Destacan en Escariche algunos interesantes ejemplares de casas rurales alcarreñas, grandes aleros de madera, pisos bajos de sillarejo, entramados de madera en el piso alto, etc. Algunos edificios son construidos enteramente de sillería, con buenas rejas y algún escudo heráldico tallado en piedra, como uno que se ve en la calle principal. También se admiran bellos ejemplares de rejas populares y otros trabajos de forja artística.

La iglesia parroquial está dedicada a San Miguel. Es obra notable del siglo XVI en su segunda mitad, con una muy bella portada meridional, en la que se destacan diversos elementos decorativos de tipo geométrico. El interior, de una sola nave, muestra algunos retablos valiosos, en especial el mayor, del siglo XVII, con pinturas estimables.

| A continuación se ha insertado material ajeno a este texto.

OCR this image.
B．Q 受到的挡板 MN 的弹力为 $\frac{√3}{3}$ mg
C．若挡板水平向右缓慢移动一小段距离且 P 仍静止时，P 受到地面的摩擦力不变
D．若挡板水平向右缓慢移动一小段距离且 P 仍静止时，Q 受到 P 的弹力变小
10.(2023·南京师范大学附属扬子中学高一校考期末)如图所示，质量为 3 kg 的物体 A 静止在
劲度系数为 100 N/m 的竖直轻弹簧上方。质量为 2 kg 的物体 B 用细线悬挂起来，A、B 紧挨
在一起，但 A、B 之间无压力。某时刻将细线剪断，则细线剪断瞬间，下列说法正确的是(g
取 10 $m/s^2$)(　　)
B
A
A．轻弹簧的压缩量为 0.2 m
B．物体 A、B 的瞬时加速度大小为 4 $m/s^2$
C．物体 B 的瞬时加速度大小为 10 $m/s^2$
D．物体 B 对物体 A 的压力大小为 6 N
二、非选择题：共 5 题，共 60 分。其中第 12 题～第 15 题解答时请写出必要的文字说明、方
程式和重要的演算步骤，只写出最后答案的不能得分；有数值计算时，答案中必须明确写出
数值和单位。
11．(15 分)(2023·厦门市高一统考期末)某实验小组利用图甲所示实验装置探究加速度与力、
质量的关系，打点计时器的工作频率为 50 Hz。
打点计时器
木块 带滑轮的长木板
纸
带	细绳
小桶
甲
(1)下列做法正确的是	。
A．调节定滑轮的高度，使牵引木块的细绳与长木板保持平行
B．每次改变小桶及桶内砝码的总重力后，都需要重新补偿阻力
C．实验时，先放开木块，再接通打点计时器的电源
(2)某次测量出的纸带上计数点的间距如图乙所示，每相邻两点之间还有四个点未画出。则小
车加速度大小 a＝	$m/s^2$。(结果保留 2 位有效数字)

En la parte alta del pueblo, y tras la iglesia parroquial, se ve el enorme y severo caserón  que fue de los señores de la villa, los Polo y Cortés. Obra en recio sillar bien trabajado, presenta lisos muros, sólo surcados por pequeñas y esporádicas ventanas, lo que le confiere al edificio un aspecto de fuerza y belicosidad no acorde ya con la época en que fue levantado (segunda mitad del siglo XVI). La puerta es muy hermosa, aún dentro de su sencillez arquitrabada y con gran escudo cimero. El interior, hoy habilitado para viviendas particulares, aún muestra detalles de su antigua grandeza. Esta casa fue utilizada, todavía en el siglo XVI, para albergar el convento de monjas que fundó el segundo señor de la villa, y por ello se construyó aneja una iglesia de la que aún pueden verse leves restos, transformados en dependencias auxiliares. Don Nicolás Polo Cortés, en 1567, hizo escritura de fundación del convento de monjas concepcionistas, donándolas para el mismo parte de su casa y levantándolas aneja una iglesia. Trajo las primeras monjas del convento concepcionista de Guadalajara, y entraron enseguida a formar parte de la Comunidad seis hijas del fundador. Duró esta institución hasta 1835, fecha de la desamortización de Mendizábal.

Ungría verde y rumoroso

El valle del Ungría se caracteriza por ser abierto y cómodo, riente, verde en toda época del año. En el valle del Ungría nació un famoso jurisconsulto, que se hizo fraile y se fue a América, dando clases como catedrático en la Universidad de México. Y en el valle del Ungría vivió por algún tiempo un conocido poeta y ensayista, Francisco García Marquina, quien ya marchó pero dejó su memoria, y su pasión por el valle en forma de libro, el “Nacimiento y mocedad del río Ungría” que es modelo de viajes domésticos por valles que no tienen más cosa que carrascales salvajes, olivos en desbandada y fuentes por los costados. Cuando el viajero tiene sed, no se lo piensa dos veces: bebe del agua que sale de las fuentes a media ladera, de las fuentes de plazas, de los arroyos que vierten entre las zarzas. Porque es un agua buena y fresca, aunque cargada de cal. Los niveles freáticos por donde escurren estos manantiales son de caliza pura, y llevan disuelto ese mineral en gran densidad, de modo que quien a lo largo de toda una vida está bebiendo esas aguas, acaba seguro con litiasis renal (o piedras en el riñón) como un premio a la fidelidad.

Fuentes de la Alcarria

Estas ideas se le vienen a la mente al viajero que inicia, de mañana, su recorrido por el valle del Ungría. Primero visita Fuentes de la Alcarria, lugar magnífico y sorprendente donde los haya. Fue propiedad, en remotos siglos, de los arzobispos de Toledo, que alzaron villa amurallada, protegida de castillo, y aumentada de iglesia enorme. Un verdadero castro convertido durante la Edad Media en plaza fuerte, que estuvo rodeada de muralla al completo. Lástima que incurias e ignorancias las dejaran caer, y a la puerta de entrada al enriscado burgo le pusieran, no hace mucho, pegada una casa de ladrillo visto, que le afea un tanto. El interior de Fuentes es una calle cuaresmática, o sea, larga y estrecha, como las Cuaresmas de antes. Se entra por el arco de piedra, y se sigue dejando a los lados casas humildes y palacetes con escudos. Al final, la iglesia, donde veneran a la Virgen de la Alcarria, y donde algunos aún recuerdan el montón de estatuas orantes talladas en madera que representaban a los Barrionuevos, abuelos, padres e hijos, vivos en el siglo XVI, inmortalizados en el XVII y caídos en combate en el XX, en una guerra que ni les iba ni les venía.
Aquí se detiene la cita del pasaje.